The legionella bacteria can form in the biofilm along the pipe’s interior and is released in the water vapor when the system is operational. This can transmit the bacteria to humans if breathed or aspirated into the lungs. Other factors that impact the growth of this bacterium are water temperatures, scale and sediment build-up on the inside of pipes, reduced competition of other microorganisms and stagnant water.
According to the Center for Disease Control (CDC), about 8,000 to 18,000 Americans are hospitalized annually due to Legionnaire’s Disease. It has been reported that approximately 4,000 Americans die every year because of this disease, a bacterial pneumonia.
Dr. Eleana Zamora, assistant professor in the UNM School Medicine, and vice chief of staff at the Sandoval Regional Medical Center, thinks New Mexicans are less likely to contract Legionnaire’s Disease because of our dry climate. “We have a really dry environment, it’s not humid, so it doesn’t tend to be as much in the environment as in other places like back east.”

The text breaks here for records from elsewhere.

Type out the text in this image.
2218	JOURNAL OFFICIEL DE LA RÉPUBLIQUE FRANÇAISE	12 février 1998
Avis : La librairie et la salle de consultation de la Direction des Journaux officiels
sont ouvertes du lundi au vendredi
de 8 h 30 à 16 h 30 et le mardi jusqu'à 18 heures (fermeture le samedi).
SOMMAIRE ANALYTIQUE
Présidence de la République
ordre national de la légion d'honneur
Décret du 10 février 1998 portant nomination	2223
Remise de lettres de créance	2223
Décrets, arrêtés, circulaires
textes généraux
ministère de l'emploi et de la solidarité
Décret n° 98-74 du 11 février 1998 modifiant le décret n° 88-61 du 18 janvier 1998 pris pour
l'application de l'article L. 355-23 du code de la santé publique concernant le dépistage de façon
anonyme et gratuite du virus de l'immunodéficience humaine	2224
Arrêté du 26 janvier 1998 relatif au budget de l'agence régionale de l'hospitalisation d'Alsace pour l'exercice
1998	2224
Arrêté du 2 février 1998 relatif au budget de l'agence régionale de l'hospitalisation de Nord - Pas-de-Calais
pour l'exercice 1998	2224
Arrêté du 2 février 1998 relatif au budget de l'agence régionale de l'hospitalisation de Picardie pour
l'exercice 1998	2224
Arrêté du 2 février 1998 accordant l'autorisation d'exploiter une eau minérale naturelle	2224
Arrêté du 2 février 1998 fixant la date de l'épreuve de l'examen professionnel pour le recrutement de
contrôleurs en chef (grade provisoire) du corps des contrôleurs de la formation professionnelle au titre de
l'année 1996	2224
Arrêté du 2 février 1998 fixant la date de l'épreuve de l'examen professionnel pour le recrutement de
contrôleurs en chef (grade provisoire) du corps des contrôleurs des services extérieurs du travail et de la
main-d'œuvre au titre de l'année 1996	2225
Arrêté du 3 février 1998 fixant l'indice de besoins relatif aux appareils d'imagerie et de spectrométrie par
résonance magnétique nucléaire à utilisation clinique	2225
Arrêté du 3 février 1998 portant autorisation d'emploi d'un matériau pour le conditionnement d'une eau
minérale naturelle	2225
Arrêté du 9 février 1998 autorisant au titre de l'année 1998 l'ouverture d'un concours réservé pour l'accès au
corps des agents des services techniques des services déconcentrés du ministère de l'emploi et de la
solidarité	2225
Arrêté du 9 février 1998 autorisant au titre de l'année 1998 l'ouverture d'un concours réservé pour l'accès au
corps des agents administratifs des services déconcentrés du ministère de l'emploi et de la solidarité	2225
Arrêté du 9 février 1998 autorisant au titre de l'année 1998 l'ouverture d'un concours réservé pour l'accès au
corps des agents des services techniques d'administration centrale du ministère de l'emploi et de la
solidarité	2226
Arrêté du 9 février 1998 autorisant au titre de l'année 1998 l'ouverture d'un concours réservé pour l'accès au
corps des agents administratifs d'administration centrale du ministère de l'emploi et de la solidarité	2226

According to Zamora, UNM treats a few cases of Legionnaire’s Disease every year. The New Mexico Department of Health, reported a total of eight cases in 2014. For comparison, the Michigan Department of Community Health, reported a total of 236 cases of legionellosis in 2014.
Individuals with chronic health problems or compromised immune systems are at a higher risk of developing Legionnaire’s Disease. Zamora said that prevention of the bacteria in water systems is vital in keeping New Mexicans safe.
“We have a patient population that’s pretty immunosuppressed at UNM, most of the HIV cases [are treated at UNM], our cancer center is very robust, we have a very active pediatric cancer center right there, so I think the risk is pretty high if we didn’t monitor and surveil for it [bacteria],” she said.
UNM is one of a few universities in the United States that has implemented a HACCP-based water safety program. Since 2000, the CDC’s Legionella Outbreak Response Team has advised facility managers to apply HACCP principles to prevent an outbreak of Legionnaire’s Disease.
“Since, 2000 there has not been a reoccurrence in any facility that followed this recommendation,” said ELITE Program Coordinator Claressa Lucas, Center for Disease Control.
Within the last five years, there have been several high-profile, high-dollar legal settlements due to deaths from individuals contracting Legionnaire’s Disease in public and private buildings.
“UNM takes the stand that it’s important to apply principals that are documented to prevent public illness from water systems,” Smith said. “We want people to feel safe while visiting our campus, and it’s important to lead the way and show we take our responsibility as facility maintenance managers seriously.”